The first and most common type of cognitive distortion is filtering. In this situation, a person amplifies (filters) all the negative aspects of a situation and leaves out the positives of it. An example of this may be when a student works on a group project with a group of peers and the person does a really good job. However, come presentation day, the person may feel uncredited with what he did because all the other peer members of the group did their part just as well as he did. See what I am talking about? He feels inadequate about his performance because he feels that he is no better than the people he worked with.

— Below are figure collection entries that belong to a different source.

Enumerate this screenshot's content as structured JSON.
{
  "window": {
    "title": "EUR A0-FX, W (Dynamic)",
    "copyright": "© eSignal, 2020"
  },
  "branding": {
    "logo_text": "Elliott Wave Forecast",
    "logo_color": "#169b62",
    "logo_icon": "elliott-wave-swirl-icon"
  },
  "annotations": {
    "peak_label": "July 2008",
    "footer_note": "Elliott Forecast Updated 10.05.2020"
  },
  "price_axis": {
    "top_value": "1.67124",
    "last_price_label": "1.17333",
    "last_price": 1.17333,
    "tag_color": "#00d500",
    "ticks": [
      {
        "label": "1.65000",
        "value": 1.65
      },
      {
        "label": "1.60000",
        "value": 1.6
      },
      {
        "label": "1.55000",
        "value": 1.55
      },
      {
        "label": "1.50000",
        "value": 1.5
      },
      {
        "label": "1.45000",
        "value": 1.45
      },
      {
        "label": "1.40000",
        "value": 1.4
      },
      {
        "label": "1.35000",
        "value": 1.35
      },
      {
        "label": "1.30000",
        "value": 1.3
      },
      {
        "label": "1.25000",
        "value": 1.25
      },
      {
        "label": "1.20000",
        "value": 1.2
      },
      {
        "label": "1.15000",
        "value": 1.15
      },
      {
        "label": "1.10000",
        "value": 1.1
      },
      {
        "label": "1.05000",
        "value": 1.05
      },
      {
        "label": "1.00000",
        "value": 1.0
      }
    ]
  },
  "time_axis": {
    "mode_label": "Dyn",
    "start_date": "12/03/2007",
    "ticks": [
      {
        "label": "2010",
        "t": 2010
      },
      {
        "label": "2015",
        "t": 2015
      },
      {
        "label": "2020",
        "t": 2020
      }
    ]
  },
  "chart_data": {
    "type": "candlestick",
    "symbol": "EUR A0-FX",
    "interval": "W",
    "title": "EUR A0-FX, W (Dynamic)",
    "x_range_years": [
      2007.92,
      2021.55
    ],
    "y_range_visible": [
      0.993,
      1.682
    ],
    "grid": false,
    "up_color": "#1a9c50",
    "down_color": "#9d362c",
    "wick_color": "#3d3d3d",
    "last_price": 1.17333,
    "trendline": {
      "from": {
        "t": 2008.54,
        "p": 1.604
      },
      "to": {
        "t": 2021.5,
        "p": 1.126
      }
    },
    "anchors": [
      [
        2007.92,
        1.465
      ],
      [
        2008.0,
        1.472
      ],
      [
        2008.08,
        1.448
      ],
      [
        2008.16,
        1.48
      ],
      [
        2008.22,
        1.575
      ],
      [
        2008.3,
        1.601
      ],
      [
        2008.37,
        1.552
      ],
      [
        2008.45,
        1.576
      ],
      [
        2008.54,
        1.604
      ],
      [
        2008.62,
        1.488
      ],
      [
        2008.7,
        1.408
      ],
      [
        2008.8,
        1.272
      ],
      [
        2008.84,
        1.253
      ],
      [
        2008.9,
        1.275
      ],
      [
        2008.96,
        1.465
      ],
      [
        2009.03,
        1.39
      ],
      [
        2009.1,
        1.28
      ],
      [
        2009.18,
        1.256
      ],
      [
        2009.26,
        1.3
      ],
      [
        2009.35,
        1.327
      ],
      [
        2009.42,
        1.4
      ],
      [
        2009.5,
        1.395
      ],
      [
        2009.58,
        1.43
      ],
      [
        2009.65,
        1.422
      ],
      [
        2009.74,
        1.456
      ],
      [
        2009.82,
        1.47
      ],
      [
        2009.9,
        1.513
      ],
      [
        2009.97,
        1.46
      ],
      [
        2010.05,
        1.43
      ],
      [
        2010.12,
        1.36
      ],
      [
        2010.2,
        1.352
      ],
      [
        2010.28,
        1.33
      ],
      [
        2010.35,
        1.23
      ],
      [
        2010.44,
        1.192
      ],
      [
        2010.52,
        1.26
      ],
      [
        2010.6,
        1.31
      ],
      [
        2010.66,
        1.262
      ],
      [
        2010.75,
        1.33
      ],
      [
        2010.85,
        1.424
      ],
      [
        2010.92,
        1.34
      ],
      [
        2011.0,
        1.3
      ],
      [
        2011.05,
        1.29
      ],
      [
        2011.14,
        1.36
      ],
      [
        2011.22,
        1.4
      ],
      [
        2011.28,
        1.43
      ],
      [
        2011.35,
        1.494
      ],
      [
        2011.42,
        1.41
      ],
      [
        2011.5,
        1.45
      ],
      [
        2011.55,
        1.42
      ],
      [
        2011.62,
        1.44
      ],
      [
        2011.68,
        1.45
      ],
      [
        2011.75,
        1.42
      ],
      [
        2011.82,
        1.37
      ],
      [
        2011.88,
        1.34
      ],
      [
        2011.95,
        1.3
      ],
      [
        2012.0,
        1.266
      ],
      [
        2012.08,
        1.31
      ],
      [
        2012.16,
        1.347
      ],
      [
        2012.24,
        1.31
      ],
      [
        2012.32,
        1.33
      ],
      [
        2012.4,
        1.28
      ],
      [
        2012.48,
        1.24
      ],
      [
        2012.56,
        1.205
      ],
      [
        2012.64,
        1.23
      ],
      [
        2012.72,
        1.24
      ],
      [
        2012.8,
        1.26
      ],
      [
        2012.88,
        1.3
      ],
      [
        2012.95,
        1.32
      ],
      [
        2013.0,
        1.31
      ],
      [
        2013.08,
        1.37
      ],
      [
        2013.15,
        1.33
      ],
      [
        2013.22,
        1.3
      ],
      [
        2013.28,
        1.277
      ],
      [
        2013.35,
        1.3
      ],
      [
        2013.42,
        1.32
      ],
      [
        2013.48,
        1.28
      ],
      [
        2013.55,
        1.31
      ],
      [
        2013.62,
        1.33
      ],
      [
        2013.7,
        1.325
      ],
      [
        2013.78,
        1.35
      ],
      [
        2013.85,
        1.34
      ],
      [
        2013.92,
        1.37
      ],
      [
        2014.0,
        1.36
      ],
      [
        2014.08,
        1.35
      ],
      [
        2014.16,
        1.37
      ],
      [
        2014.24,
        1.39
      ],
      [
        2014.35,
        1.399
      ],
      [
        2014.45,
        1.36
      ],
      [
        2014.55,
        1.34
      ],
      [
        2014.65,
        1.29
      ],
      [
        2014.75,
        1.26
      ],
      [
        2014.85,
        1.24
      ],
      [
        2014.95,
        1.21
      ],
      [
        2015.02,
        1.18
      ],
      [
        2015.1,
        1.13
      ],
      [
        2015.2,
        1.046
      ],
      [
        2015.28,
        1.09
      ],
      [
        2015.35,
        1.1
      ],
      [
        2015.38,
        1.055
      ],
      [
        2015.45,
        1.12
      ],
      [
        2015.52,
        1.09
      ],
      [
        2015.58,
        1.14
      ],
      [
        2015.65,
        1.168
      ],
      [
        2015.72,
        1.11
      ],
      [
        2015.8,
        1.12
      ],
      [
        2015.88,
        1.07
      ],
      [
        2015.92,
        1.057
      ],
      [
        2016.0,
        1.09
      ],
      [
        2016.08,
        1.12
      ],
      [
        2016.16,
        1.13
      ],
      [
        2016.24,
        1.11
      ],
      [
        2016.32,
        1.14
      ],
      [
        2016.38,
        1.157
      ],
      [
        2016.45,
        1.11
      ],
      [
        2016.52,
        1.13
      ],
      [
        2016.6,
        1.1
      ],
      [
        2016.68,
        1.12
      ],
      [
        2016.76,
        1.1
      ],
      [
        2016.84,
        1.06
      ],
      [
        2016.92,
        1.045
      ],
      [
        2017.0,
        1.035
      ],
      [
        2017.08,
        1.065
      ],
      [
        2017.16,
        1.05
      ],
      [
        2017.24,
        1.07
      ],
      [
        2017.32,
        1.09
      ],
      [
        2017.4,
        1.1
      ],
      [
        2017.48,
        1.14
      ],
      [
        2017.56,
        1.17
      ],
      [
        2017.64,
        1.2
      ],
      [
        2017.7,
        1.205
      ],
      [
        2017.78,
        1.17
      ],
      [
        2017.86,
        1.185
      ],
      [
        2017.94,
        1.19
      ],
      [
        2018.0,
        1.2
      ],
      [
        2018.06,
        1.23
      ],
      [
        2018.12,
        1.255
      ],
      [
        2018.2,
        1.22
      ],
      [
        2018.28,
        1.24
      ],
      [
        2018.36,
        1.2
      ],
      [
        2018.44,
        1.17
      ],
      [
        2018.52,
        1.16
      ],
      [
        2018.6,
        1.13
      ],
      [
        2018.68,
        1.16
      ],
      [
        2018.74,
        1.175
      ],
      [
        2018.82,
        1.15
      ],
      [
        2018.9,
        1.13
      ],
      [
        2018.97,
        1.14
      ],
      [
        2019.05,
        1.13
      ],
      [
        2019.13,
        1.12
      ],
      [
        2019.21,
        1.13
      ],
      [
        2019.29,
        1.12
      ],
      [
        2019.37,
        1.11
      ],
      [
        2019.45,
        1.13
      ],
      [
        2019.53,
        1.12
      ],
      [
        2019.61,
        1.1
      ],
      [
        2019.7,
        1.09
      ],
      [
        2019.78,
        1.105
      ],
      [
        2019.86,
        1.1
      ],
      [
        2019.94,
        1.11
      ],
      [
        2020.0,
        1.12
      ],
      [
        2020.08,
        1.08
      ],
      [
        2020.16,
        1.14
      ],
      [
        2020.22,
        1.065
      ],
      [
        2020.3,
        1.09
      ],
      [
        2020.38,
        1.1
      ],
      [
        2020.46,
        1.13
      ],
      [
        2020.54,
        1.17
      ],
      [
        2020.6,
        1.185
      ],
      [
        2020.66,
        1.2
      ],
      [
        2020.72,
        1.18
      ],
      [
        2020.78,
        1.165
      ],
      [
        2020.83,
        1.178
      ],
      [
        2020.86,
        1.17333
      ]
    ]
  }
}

The truth is, the person is actually just as good as his group members and will earn a good grade on the assignment because of his efforts and knowledge. However, a person distorting out the work he did and only focusing on how he feels on the subject fails to see any positives in a situation. When a cognitive filter is applied, the person sees only the negative and ignores anything positive.
The second most common type of cognitive distortion is polarized thinking (also known as "Black and White" thinking). In this instance, everything is all or nothing. We must be absolutely perfect at everything or else we are a complete failure. When I was about 17 years old, I was dating someone in high school but I felt like I didn't deserve to be with her. I kept thinking to myself, "How could a beautiful, smart, and classy girl like her want to be with…well me?"
The reality is it's not all that black and white. She dated me because she didn't care about what kind of grades I pulled or how I get my education (maybe she cared about how I looked but that obviously isn't the case either). Someone who has black and white thinking places people or situations in "either/or" categories, with no shades of gray or allowing for the difficulties in the situations. To summarize, a person with black and white thinking only sees things to the extremes when it's not the case at all.
The final type of cognitive distortion is jumping to conclusions. You've all probably heard of that phrase before right? In this distortion, a person assumes conclusions without even taking into consideration about what may actually be happening. It is never positive and we always assume the absolute worst.
Remember at the beginning of this article when I said, "She isn't texting me back. She doesn't like me?” Well, how do you know she doesn't like you? What possible reason does she have for not liking you? She obviously likes you enough to give you her number so the two of you can text and interact. She obviously has responded to you before. Why does she all of a sudden not like you? How do you know she isn't busy with schoolwork or her job?
Do you understand the meaning of this? Assuming the worst and jumping to conclusions will not make you think what is happening. In reality, it only makes a situation worse. Jumping to conclusions can also manifest itself as fortune-telling, where a person believes their entire future is pre-determined. So the next time you get out of a bad relationship, find someone else, and they ask you out on a date, don't assume that it will lead to another heartbreaking or abusive relationship just because you had one in the past.
Cognitive distortions are one of the biggest triggers and characteristics of depression. They give people a false sense of negativity when something is actually better than it seems. It is a sign of hopelessness, a sign of feeling defeated, a sign of feeling like a failure, and that everything will go bad. Everyone is bound for greatness and worth. You just have to see it for what it is.